METHODS: A search was carried out in MEDLINE, EMBASE and Cochrane Library. Methodological quality was assessed using the Methodological Index for Non-Randomised Studies (MINORS) criteria. The primary outcome was the clinical success rate and was pooled per type of coalition and treatment modality. 95% Confidence Intervals (CI) of the success rates were calculated. Secondary outcomes included complication rates, coalition recurrence rates, revision rates and pain improvement using the Visual Analogue Scale (VAS). A sub-analysis on interposition material was performed.
RESULTS: 43 articles comprising of 1284 coalitions were included, with a pooled mean follow-up of 51 months. Methodological quality was fair. The overall pooled success rate for TCCs was 79% (95% CI, 75%-83%). Conservative treatment, open resection and arthroscopic resection of TCCs resulted in success rates of 58% (95% CI, 42%-73%), 80% (95% CI, 76%-84%) and 86% (95% CI, 71%-94%), respectively. CNCs have an overall success rate of 81% (95% CI, 75%-85%), with 100% (95% CI, 34%-100%), 80% (95% CI, 74%-85%) and 100% (95% CI, 65%-100%) for conservative treatment, open resection and arthroscopic resection, respectively. Pooled complication rates of 4% (95% CI, 3%-7%) for TCCs and 6% (95% CI, 4%-11%) for CNCs were found. The success rates of resection with and without interposition material for TCCs were 83% (95% CI, 78%-87%) and 79% (95% CI, 65%-88%), and for CNCs 81% (95% CI, 76%-86%) and 69% (95% CI, 44%-85%), respectively.
CONCLUSIONS: Treatment of tarsal coalitions can be considered good to excellent as well as safe, with an overall clinical success rate of 79% for TCCs and 81% for CNCs. Arthroscopic resection of the coalition appears to be non-inferior to open resection of TCCs and CNCs.
METHODS: Level IV, Systematic Review.
方法:在MEDLINE中进行了搜索,EMBASE和Cochrane图书馆。使用非随机研究方法学指数(MINORS)标准评估方法学质量。主要结果是临床成功率,并按联合和治疗方式的类型进行汇总。计算成功率的95%置信区间(CI)。次要结果包括并发症发生率,联盟复发率,使用视觉模拟评分(VAS)的翻修率和疼痛改善。对插入材料进行子分析。

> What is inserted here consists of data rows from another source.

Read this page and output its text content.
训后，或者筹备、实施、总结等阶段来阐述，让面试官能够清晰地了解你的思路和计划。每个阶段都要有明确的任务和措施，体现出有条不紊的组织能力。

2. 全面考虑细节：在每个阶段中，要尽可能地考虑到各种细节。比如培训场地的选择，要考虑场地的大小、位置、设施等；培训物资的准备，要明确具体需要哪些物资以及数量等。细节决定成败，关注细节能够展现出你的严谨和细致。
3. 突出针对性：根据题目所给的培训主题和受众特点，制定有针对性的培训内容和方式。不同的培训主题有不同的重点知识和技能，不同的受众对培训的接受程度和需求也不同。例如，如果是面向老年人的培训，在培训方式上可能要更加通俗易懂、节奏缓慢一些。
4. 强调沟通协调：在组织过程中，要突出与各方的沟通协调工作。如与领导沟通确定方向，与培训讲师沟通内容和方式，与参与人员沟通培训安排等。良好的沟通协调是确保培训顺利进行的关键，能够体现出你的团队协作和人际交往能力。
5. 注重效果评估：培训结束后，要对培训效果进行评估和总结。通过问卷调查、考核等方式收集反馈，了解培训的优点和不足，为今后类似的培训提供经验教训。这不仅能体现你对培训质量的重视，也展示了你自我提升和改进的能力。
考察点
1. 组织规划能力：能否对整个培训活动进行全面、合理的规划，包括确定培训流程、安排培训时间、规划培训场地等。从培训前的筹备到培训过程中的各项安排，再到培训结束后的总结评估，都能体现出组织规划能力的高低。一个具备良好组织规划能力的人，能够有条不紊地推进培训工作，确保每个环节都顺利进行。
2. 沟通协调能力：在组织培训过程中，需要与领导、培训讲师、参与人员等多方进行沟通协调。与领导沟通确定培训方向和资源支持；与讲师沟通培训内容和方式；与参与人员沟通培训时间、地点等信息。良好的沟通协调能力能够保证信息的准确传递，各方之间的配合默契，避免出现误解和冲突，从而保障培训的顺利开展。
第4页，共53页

结果:包括了由1284个联盟组成的43篇文章,合并平均随访51个月。方法学质量一般。TCC的总体汇总成功率为79%(95%CI,75%-83%)。保守治疗,开放切除和关节镜下切除TCC的成功率为58%(95%CI,42%-73%),80%(95%CI,76%-84%)和86%(95%CI,71%-94%),分别。CNCs的总体成功率为81%(95%CI,75%-85%),100%(95%CI,34%-100%),保守治疗的80%(95%CI,74%-85%)和100%(95%CI,65%-100%),开放切除术和关节镜切除术,分别。发现TCC的合并并发症发生率为4%(95%CI,3%-7%),CNCs的并发症发生率为6%(95%CI,4%-11%)。有和没有TCC介入材料的切除成功率分别为83%(95%CI,78%-87%)和79%(95%CI,65%-88%),CNCs为81%(95%CI,76%-86%)和69%(95%CI,44%-85%),分别。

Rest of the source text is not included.